Dietary proteins are trapped in calcifying dental plaque (dental calculus) and preserve a record of the individual’s diet. Proteomic analysis of dental calculus from the Tarim mummies show cattle, sheep, and goat dairying was already practiced by the founding population, and that they were connected to neighboring cultures, cuisines, and technologies.
“Despite being genetically isolated, the Bronze Age peoples of the Tarim Basin were remarkably culturally cosmopolitan—they built their cuisine around wheat and dairy from the West Asia, millet from East Asia, and medicinal plants like Ephedra from Central Asia,” says Christina Warinner, a senior author of the study, a professor of Anthropology at Harvard University, and a research group leader at the Max Planck Institute for Evolutionary Anthropology in Leipzig, Germany.

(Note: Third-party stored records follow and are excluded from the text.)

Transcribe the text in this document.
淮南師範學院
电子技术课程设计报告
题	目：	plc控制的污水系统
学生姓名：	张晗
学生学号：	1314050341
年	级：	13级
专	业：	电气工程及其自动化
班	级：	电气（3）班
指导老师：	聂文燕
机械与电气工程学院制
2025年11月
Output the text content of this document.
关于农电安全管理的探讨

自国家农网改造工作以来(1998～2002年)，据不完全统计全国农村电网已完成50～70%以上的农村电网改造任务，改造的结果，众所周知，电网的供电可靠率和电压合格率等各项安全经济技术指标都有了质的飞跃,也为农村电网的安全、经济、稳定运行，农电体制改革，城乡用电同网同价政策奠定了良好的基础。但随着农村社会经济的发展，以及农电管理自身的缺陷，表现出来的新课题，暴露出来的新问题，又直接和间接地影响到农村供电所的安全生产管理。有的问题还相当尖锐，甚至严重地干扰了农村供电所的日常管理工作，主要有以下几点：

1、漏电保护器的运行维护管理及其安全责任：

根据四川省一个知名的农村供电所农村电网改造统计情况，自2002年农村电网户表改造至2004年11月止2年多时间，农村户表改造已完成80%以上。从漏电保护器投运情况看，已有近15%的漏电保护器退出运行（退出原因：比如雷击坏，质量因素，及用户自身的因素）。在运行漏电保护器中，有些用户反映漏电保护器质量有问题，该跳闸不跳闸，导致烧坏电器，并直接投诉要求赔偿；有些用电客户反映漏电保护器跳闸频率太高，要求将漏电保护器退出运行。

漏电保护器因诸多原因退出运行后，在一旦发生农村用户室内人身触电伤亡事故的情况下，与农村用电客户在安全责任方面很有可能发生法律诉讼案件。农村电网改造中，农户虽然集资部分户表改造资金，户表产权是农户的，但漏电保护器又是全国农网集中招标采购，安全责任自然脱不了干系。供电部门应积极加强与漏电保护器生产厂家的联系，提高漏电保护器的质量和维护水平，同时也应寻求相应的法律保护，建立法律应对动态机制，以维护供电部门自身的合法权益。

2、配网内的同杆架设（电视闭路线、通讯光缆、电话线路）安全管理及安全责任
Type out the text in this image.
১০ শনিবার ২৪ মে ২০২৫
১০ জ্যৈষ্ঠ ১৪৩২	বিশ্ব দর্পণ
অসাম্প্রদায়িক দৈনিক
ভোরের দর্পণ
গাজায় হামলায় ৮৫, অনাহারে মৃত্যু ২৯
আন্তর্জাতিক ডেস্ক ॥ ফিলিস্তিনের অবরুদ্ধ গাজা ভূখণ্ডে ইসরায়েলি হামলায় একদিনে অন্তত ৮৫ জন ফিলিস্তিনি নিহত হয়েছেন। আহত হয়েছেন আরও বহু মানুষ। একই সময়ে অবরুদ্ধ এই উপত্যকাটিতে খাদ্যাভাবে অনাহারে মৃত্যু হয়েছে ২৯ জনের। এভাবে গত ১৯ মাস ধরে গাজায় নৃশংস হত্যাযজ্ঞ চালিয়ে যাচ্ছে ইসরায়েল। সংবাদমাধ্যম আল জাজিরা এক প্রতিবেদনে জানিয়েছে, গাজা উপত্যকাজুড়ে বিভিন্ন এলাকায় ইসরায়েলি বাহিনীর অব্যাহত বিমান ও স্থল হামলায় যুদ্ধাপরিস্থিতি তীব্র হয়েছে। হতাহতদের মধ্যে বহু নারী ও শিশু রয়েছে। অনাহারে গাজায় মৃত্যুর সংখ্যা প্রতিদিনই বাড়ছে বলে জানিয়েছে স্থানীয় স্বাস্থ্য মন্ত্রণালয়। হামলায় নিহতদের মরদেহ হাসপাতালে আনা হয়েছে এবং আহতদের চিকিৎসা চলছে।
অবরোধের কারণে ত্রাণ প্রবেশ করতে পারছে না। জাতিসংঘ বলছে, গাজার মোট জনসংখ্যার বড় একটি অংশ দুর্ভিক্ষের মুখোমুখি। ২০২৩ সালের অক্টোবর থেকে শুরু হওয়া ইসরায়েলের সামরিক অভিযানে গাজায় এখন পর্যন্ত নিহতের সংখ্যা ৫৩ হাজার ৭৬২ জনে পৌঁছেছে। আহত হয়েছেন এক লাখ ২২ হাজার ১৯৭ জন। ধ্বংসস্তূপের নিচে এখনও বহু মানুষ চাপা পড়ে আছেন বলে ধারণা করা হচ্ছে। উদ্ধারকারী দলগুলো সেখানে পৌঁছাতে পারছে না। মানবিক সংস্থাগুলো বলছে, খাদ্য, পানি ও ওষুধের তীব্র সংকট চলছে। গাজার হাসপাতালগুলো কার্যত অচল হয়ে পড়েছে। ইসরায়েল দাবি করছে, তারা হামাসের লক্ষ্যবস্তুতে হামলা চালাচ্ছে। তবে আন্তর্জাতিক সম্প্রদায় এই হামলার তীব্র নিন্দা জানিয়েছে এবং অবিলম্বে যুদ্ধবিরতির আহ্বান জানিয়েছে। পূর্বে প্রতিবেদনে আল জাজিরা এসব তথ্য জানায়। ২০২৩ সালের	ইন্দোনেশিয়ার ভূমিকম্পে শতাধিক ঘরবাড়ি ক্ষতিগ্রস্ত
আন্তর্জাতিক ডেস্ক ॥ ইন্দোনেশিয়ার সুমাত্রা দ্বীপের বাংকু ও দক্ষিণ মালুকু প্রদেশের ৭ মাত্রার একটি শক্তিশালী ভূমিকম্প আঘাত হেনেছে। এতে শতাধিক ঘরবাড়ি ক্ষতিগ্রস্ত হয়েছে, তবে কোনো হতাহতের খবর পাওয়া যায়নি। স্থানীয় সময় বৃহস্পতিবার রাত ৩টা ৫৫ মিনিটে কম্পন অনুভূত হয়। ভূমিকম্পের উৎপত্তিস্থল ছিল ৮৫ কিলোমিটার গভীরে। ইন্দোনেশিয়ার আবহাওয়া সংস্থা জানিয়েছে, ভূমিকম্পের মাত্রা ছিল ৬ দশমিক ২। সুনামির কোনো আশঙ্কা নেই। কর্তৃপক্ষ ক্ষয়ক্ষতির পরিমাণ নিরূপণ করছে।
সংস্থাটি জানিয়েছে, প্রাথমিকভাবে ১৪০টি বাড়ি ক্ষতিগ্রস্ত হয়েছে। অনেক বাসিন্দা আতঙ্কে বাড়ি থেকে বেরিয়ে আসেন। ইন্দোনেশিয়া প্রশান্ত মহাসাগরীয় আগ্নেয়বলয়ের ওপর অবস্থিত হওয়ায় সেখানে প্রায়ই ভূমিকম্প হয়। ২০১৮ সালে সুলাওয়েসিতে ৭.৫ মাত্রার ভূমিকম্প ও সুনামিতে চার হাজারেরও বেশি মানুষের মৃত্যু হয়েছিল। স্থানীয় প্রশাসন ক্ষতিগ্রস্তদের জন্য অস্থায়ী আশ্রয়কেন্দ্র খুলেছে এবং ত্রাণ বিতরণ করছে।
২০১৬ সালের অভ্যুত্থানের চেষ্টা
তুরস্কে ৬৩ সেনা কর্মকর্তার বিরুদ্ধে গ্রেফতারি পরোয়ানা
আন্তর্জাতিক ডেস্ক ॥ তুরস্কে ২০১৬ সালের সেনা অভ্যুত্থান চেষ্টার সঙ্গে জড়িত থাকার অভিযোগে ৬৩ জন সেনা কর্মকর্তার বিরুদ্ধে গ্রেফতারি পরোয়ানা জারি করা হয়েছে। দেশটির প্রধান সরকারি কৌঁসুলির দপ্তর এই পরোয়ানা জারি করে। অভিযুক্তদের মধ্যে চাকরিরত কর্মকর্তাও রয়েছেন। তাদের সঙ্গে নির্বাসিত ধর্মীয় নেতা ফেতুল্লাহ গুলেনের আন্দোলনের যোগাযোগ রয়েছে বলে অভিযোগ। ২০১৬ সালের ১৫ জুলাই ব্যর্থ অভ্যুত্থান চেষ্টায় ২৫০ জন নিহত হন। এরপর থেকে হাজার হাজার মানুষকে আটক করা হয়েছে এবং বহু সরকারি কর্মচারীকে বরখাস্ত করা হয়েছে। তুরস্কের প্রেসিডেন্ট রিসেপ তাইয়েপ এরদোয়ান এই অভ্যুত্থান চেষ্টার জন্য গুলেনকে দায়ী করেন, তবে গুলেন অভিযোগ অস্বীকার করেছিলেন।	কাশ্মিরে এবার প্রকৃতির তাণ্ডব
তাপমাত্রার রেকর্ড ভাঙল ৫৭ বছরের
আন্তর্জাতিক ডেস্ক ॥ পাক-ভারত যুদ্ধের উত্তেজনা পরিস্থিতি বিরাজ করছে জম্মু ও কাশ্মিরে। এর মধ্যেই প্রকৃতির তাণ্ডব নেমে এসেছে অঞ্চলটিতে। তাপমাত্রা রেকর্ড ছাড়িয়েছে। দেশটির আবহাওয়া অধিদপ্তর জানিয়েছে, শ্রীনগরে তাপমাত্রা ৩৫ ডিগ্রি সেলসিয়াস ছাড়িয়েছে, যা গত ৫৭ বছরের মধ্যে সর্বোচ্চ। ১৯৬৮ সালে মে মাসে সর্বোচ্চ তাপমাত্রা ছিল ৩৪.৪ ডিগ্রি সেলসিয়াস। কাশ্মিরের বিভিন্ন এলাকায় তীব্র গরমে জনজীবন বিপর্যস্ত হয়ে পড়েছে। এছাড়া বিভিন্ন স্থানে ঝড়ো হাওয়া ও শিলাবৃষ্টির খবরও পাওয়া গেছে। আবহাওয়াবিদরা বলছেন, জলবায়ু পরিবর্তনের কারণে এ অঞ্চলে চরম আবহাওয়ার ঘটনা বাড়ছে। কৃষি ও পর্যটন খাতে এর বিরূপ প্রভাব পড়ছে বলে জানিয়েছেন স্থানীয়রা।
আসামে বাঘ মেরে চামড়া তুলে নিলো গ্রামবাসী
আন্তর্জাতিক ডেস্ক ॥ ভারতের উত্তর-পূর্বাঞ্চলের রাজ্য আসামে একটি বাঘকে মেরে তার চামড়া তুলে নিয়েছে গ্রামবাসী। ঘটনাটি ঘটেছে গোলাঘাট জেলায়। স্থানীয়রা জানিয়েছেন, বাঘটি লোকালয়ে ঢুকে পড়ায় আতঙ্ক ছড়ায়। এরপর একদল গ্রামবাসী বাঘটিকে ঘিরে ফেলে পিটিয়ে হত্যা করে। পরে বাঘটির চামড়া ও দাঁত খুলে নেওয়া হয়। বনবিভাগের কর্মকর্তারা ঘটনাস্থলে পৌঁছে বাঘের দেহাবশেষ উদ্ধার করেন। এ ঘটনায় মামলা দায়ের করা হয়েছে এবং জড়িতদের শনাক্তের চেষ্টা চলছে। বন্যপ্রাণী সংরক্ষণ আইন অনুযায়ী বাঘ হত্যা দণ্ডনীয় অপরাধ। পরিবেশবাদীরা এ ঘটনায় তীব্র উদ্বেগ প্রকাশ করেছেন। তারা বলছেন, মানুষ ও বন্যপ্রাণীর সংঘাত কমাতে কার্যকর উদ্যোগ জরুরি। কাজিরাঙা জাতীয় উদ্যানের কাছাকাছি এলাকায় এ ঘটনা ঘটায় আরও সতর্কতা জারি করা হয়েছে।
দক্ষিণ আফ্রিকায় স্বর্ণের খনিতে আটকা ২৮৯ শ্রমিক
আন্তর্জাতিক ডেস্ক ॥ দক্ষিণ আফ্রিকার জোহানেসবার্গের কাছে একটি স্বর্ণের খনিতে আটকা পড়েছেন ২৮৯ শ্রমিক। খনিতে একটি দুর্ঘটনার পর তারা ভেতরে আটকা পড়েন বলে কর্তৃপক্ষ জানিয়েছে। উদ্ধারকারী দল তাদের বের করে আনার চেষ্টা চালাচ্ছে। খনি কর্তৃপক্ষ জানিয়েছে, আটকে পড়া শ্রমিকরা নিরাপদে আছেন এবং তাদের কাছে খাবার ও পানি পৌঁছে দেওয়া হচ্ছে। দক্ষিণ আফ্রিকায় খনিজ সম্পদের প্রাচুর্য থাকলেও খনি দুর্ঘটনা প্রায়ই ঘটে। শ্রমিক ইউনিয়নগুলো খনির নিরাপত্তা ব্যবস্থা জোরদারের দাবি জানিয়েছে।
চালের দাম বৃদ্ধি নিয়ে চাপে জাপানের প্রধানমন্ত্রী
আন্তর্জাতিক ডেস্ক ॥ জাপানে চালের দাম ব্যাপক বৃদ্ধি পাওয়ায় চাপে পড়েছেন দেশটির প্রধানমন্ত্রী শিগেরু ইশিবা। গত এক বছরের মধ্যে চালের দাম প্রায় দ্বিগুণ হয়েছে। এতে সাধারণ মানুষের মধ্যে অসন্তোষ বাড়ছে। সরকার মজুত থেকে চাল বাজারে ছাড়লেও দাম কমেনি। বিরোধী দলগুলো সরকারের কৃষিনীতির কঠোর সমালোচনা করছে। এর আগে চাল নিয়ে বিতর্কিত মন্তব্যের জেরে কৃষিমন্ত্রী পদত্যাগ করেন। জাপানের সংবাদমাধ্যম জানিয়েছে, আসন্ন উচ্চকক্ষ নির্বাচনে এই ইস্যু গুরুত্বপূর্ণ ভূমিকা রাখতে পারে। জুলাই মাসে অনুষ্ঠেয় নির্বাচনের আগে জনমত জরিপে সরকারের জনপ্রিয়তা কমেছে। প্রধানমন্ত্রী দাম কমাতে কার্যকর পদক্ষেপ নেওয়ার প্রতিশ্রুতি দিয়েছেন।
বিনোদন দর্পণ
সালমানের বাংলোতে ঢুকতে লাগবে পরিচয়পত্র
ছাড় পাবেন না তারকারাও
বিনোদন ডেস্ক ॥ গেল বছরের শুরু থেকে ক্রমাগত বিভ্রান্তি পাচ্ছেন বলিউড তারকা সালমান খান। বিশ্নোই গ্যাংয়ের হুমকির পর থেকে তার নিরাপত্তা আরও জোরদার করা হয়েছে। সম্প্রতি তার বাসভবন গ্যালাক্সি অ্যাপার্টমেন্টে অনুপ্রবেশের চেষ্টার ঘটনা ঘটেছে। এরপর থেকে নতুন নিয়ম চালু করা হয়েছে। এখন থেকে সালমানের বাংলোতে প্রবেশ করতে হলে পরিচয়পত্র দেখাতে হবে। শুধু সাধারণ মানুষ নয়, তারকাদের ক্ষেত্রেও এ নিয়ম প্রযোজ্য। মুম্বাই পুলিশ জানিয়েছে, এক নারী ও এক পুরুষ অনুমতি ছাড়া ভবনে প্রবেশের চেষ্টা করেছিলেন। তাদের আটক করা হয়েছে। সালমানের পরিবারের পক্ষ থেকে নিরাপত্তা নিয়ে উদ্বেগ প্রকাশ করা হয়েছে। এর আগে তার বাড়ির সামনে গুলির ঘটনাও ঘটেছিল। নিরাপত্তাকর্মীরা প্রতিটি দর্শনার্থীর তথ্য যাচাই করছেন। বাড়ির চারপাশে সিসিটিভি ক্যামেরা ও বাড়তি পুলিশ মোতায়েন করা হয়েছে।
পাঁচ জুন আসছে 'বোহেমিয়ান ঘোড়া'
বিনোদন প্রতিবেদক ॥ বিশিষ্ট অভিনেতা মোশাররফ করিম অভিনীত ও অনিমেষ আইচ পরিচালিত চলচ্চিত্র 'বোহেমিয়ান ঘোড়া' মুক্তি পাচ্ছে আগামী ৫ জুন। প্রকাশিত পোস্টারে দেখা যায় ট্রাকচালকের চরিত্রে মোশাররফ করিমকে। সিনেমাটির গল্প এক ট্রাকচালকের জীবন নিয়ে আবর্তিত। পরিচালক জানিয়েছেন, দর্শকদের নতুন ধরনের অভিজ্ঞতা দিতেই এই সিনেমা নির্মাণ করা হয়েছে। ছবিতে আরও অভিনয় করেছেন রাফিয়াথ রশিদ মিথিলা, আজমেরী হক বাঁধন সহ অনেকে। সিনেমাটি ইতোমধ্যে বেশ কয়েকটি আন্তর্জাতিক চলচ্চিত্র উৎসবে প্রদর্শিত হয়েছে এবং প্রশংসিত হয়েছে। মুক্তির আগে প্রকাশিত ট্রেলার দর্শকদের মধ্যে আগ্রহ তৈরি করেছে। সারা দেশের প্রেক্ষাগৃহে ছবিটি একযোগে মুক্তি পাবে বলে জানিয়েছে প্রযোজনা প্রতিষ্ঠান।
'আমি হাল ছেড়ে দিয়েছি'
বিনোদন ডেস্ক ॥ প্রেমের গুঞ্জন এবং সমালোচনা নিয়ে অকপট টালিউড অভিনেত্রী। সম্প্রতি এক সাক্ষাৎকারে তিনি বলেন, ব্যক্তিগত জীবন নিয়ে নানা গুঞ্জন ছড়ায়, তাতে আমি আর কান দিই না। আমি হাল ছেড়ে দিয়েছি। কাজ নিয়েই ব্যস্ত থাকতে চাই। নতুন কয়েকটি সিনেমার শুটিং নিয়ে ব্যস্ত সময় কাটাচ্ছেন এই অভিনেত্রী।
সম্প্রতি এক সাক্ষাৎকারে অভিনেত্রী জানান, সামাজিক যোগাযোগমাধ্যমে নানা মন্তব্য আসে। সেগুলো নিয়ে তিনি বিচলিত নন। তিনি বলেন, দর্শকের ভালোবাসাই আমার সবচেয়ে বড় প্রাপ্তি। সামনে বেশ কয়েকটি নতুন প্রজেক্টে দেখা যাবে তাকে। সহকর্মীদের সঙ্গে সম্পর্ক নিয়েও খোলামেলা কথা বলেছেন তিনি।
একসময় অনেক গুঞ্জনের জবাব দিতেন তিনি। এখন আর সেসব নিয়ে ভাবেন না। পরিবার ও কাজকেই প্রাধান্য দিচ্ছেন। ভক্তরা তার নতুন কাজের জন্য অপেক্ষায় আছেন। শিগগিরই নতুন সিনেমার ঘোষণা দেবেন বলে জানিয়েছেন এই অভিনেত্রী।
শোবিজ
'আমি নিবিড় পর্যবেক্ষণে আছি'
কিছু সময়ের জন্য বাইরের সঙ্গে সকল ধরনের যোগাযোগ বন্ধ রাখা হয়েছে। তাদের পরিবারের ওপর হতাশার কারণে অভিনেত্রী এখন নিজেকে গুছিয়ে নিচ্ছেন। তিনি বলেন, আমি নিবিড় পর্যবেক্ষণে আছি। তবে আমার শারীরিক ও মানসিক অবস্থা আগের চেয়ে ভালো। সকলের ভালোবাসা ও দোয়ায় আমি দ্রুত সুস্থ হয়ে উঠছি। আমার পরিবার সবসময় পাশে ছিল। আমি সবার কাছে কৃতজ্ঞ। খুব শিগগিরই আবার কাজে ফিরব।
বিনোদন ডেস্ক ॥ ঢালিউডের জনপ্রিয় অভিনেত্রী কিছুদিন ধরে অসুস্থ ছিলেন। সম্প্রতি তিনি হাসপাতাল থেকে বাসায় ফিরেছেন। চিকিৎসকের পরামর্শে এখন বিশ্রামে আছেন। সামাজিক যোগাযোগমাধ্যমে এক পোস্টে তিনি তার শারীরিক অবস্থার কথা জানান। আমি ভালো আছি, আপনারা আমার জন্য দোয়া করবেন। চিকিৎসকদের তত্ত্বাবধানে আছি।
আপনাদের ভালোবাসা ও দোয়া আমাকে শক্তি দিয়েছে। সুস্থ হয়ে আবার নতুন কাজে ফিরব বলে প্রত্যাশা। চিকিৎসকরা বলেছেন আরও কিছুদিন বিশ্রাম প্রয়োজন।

“Dietary DNA is difficult to recover from dental calculus, and DNA cannot be used to easily distinguish specific dietary sources (e.g., meat vs. milk). Proteomics is more suitable for studying ancient diets in this context,” explains Warinner.
One of the technical challenges of sequencing ancient genomes is DNA damage. “The length of ancient DNA is short and contains specific forms of damage (cytosine deamination). We use this expected form of damage to authenticate DNA fragments as being ancient and to ensure accurate sequence calls. To analyze the ancient DNA sequences, we used software pipelines specifically designed for analyzing ultrashort fragments of ancient DNA,” explains Warinner.
The new genomic and proteomic data presented in the paper builds upon decades of painstaking archaeological work that has fostered insights on the lifestyle and culture of the early inhabitants of the Tarim Basin. Warinner clarifies, “We were able to contribute new genomic and proteomic data to this rich body of knowledge, including the first whole genome sequences for the Tarim Basin mummies. Together with our archaeologist colleagues and coauthors, we have been able to reconstruct a more complete and complex picture of the populations who first colonized the Tarim Basin more than 4,000 years ago.”
“Reconstructing the origins of the Tarim Basin mummies has had a transformative effect on our understanding of the region, and we will continue the study of ancient human genomes in other eras to gain a deeper understanding of the human migration history in the Eurasian steppes,” says Yinquiu Cui, a senior author of the study and professor in the School of Life Sciences at Jilin University.
Future palaeogenomic and archeological research on subsequent Tarim Basin populations will focus on better understanding the later history of populations in the Tarim Basin and their role in the rise of Silk Road trade networks, says Warinner.
The Tarim mummy genomes provide a critical reference point for genetically modeling Holocene-era populations and reconstructing the population history of Asia, the authors conclude.